Future analyses of the data will investigate tumor mutation burden, copy number calling, and other metrics. The group is also making extra DNA, he said, and will give it to GOAL labs to aid in validation of their tests. “A lab could join, get the probes, set up the library prep, use these samples, and, even if they wanted to run the Illumina DRAGEN pipeline off the shelf, very quickly be at 99.7 percent concordance.” This is far quicker than the experience of most laboratories working independently on NGS test development, he said, while preserving the ability to customize an assay, which pre-kitted solutions cannot do.

They plan to use the study’s results to push back on the premise that all laboratory-developed tests are equally risky, to approach payers about improving reimbursement, and to engage pharmaceutical companies in discussion about multisite clinical trial testing.

The next project is a shared curation platform to help labs interpret new and unknown variants. “The one question we always have that we’re never able to answer is, who’s seen this variant and what did they say about it? Did they grade it pathogenic or not and what did they write?” The public databases don’t have that information, Dr. Segal said. “So we’re siloed again in terms of our interpretation of variants.”

The GOAL model could work for labs beyond molecular pathology. Specialty reference testing is one example. “What if the academic centers got together and shared an expert network nationally so that they could say, ‘If your case is difficult, not only will it be reviewed by the top people at UChicago but also by 28 experts across the country who will share it digitally and come up with a consensus diagnosis.’” Approaching outreach testing in this way, Dr. Segal said, “is a more powerful marketing play that would raise all ships across all of the networks for those who wanted to try it.”

Another example would be coming together for the infrastructure of digital pathology, including negotiating with data storage providers. Data storage costs associated with digital pathology are one of the things that prevent many from bringing digital pathology in, he noted.

Resident and fellow education is yet another example. “Maybe we can share the load—come up with content together, even teach our residents as a group over Zoom,” which would lighten the curriculum development load and give residents and fellows a chance to meet and talk.

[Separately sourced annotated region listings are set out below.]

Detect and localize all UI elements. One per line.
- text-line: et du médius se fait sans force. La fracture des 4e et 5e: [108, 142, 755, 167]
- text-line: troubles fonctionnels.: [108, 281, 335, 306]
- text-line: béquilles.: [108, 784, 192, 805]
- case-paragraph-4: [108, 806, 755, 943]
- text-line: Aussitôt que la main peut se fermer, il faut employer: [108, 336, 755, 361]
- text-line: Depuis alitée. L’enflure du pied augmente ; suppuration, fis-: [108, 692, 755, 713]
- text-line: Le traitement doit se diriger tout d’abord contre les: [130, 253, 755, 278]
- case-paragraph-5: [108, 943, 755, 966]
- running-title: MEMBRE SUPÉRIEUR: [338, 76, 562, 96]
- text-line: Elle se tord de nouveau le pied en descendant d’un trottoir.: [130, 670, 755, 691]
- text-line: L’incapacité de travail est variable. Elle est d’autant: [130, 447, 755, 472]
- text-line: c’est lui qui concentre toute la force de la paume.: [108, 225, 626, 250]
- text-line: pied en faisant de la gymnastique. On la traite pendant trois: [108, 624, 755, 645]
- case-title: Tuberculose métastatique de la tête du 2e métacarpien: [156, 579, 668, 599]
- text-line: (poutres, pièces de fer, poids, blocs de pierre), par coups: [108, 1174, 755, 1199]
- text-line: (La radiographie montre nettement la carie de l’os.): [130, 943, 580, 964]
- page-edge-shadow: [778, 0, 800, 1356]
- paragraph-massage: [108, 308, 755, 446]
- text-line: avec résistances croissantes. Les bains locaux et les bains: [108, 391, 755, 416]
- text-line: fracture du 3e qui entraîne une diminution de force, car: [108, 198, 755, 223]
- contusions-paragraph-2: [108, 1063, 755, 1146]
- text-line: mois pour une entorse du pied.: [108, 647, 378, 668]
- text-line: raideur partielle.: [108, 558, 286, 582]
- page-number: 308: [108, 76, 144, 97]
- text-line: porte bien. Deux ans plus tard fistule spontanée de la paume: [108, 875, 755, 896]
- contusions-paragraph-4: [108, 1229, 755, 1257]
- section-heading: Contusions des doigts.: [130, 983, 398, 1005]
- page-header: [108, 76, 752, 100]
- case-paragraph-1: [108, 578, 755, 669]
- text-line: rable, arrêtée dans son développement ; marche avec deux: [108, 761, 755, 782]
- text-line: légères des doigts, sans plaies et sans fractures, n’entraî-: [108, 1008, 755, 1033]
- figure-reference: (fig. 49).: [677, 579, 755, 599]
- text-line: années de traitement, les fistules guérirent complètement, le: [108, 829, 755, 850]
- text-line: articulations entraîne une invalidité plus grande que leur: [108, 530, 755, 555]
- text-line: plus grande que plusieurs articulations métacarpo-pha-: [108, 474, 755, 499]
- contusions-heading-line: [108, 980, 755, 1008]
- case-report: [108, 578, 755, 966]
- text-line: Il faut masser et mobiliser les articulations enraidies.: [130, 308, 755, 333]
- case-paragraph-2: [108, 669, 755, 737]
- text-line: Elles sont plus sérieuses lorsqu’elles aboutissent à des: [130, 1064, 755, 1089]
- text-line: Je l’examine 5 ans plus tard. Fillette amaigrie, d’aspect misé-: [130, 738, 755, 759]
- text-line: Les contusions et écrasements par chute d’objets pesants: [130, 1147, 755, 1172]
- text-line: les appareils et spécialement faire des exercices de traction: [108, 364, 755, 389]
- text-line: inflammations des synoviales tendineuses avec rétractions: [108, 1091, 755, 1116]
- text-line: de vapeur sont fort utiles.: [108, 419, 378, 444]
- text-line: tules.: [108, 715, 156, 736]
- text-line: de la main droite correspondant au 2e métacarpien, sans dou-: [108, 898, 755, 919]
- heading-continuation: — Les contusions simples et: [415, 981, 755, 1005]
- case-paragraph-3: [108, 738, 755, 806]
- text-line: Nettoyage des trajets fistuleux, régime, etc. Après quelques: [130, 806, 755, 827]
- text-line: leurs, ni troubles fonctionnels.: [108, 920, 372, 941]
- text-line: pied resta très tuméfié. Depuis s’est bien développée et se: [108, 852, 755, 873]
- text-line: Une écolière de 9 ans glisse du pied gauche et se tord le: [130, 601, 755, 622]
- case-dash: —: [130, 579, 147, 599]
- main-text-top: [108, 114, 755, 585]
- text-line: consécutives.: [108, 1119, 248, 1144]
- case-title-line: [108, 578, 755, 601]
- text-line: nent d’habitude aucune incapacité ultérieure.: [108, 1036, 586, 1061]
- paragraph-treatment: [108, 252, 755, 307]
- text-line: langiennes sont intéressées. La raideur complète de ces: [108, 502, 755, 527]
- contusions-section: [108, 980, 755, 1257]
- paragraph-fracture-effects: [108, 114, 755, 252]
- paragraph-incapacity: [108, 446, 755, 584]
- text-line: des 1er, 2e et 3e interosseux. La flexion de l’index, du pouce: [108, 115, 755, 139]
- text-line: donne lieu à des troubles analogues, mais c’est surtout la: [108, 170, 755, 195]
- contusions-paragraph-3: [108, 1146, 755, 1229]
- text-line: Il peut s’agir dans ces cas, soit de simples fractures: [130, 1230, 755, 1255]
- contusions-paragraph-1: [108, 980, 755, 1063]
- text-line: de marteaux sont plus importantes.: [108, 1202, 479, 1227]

Another possibility: the integration of existing or novel technology. “Anything in the lab that’s bothering you and is difficult” and that working with others at other academic centers can help, he said. “The elephant in the room from a technology standpoint is artificial intelligence. I don’t know how we’re going to manage that one, but the only way we’re going to manage it is together.”

“We need to make sure we’re out ahead of it so we know what’s under the hood, how it’s working, and its benefits and limitations, and to secure a good place in this future for pathologists.”

Sherrie Rice is editor of CAP TODAY.